Telecoms software and network provider MNF Group (ASX: MNF) is set to bolster its market presence after announcing a buyout of Inabox Group’s (ASX: IAB) telecommunications and enablement services business, including all of its operating subsidiaries; Telcoinabox, iVox, Neural Networks, Mobile Service Solutions and Symmetry Networks.
As a business, Inabox supplies wholesale telecommunications and enablement services, including billing and technical and customer support to retail service providers around Australia. In addition, Inabox empowers mass-market consumer brands to enter the telecommunications market by leveraging its network and systems capabilities.
Meanwhile, MNF is an integrated telecommunications software and network provider, specialising in internet communications.
It operates a “global smart network” carrying over 6 billion voice minutes per year, with points of presence already established in Los Angeles, New York, Hong Kong, Singapore, London, Frankfurt, Sydney and Auckland.
In Australia, MNF operates the largest, fully interconnected IP voice network in Australia and says it has operated profitably since 2009, paying dividends to its shareholders every six months since September 2010.
The company manages multiple retail brands including MyNetFone, Connexus, CallStream, PennyTel and The Buzz; conferencing brands Ozlink, Eureka, Express Virtual Meetings and wholesale brands TNZI, Symbio Networks and iBoss.
Hooking up in telecoms
Under the terms of their binding sale agreement, MNF will pay around $33.5 million in an all-cash deal for the entirety of Inabox’s telecoms business and all its brands, comprised of $28 million paid upon completion next month and a further $5.5 million paid in future instalments as part of the deal’s “earn out” conditions.

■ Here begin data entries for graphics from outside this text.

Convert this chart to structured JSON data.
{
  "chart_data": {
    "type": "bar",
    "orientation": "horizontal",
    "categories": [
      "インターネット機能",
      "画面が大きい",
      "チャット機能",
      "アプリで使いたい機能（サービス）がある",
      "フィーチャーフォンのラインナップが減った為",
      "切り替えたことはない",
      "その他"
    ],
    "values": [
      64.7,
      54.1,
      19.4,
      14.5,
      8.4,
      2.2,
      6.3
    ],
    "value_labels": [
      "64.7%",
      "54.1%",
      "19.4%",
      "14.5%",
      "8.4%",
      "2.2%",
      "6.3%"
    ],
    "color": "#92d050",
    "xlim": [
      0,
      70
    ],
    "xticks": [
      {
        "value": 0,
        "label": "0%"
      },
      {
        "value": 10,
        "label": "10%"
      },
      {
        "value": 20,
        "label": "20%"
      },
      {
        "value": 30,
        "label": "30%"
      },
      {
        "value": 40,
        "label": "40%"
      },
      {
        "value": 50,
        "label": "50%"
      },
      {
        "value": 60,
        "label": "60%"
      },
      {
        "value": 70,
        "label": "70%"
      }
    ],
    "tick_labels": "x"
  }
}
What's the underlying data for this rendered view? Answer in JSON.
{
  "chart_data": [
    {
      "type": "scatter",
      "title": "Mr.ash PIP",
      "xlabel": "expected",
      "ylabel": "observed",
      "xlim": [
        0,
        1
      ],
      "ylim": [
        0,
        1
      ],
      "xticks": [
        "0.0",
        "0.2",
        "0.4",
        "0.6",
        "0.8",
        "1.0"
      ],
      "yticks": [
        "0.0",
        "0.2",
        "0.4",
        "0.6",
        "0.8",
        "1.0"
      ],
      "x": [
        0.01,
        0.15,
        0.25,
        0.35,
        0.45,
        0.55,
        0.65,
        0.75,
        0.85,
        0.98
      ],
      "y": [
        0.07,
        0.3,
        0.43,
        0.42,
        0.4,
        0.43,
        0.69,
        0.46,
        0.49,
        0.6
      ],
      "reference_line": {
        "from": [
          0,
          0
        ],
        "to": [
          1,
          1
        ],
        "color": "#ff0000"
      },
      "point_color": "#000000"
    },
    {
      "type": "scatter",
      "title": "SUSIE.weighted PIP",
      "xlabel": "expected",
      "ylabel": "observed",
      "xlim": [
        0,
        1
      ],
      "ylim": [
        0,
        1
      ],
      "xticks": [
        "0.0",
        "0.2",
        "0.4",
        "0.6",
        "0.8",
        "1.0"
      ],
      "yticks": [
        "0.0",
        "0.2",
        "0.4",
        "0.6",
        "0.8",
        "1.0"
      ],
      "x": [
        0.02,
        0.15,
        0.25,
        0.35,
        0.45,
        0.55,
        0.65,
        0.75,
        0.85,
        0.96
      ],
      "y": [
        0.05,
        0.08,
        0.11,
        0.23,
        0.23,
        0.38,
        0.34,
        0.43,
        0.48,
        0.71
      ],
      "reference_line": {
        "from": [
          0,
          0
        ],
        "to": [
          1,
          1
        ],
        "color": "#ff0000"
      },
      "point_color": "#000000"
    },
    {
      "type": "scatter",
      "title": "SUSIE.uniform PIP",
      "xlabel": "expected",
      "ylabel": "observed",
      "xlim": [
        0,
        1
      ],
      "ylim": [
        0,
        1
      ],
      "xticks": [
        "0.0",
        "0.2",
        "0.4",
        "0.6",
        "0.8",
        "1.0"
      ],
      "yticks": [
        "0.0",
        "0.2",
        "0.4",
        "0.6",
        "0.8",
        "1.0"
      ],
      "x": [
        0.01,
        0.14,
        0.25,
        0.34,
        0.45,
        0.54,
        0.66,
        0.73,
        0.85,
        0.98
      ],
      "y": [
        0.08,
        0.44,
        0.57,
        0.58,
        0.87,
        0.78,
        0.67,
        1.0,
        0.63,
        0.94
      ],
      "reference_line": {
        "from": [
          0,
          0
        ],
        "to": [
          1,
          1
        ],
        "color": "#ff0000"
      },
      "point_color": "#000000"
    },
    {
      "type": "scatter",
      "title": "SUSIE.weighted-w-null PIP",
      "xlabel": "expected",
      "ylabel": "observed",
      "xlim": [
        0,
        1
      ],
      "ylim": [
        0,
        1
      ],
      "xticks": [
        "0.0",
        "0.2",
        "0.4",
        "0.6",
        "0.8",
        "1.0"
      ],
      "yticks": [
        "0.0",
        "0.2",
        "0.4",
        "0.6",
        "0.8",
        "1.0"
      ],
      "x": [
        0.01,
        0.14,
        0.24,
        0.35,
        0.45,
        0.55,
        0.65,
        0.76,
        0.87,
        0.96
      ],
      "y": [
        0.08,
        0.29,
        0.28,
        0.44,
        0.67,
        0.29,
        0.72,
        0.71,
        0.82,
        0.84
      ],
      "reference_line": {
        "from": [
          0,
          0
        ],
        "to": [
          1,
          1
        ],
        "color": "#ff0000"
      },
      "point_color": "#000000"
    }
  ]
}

Despite the deal requiring ratification by Inabox’s shareholders at the company’s general meeting next month, its directors have unanimously recommended the proposed transaction to shareholders on the basis that it “unlocks significantly more value for shareholders than might otherwise be expected over the medium-term by continuing to operate the company in its current form,” according to Inabox.
Inabox’s directors determined MNF’s offer to be “superior” in comparison to all others the company had received, in part due to its all-cash nature that provides a relatively higher degree of “completion certainty”.
In terms of benefits for its shareholders, Inabox says the deal likely means it can pay a total cash distribution to shareholders that “is likely to be in excess of $0.80 per share”, assuming the entire $33 million is paid in accordance with the deal’s earn-out conditions.
If agreed and finalised, the return to shareholders would represent a premium of at least 70% on the 3-month VWAP of $0.47 prior to the announcement of possible material transactions on 6th June 2018. At the time of writing, Inabox shares were trading up 20 cents, around 40% higher at $0.70 per share.
According to Inabox, the buyout deal will allow the company to repay all its debts, extinguish all other transaction expenses, retain an amount budgeted to operate and cover the expenses of the listed entity while it pursues a “back-door listing” – otherwise known as a reverse-takeover (RTO).
The remainder of the cash will be distributed back to shareholders via a paid dividend that could exceed $0.80 per share.
At the current time, Inabox’s Board has estimated that if the transaction proceeds as expected, the net amount available for return to shareholders is likely to be $16-17 million before any earn-out figures are considered, with up to $3 million in further capital available assuming all its earn-out conditions are satisfied.
“We are delighted to present the sale agreement to the shareholders of Inabox. The transaction follows a strategic review by the Inabox board and senior management and over six months of confidential discussions with several interested parties. The transaction, if completed, offers our shareholders a cash return which represents a significant premium over the recent average market price of our shares,” said Damien Kay, CEO of Inabox.
He added that the “MNF Group is a natural buyer for our Indirect Business and I am confident that our staff, customers and suppliers will benefit from becoming part of a larger, highly successful company.”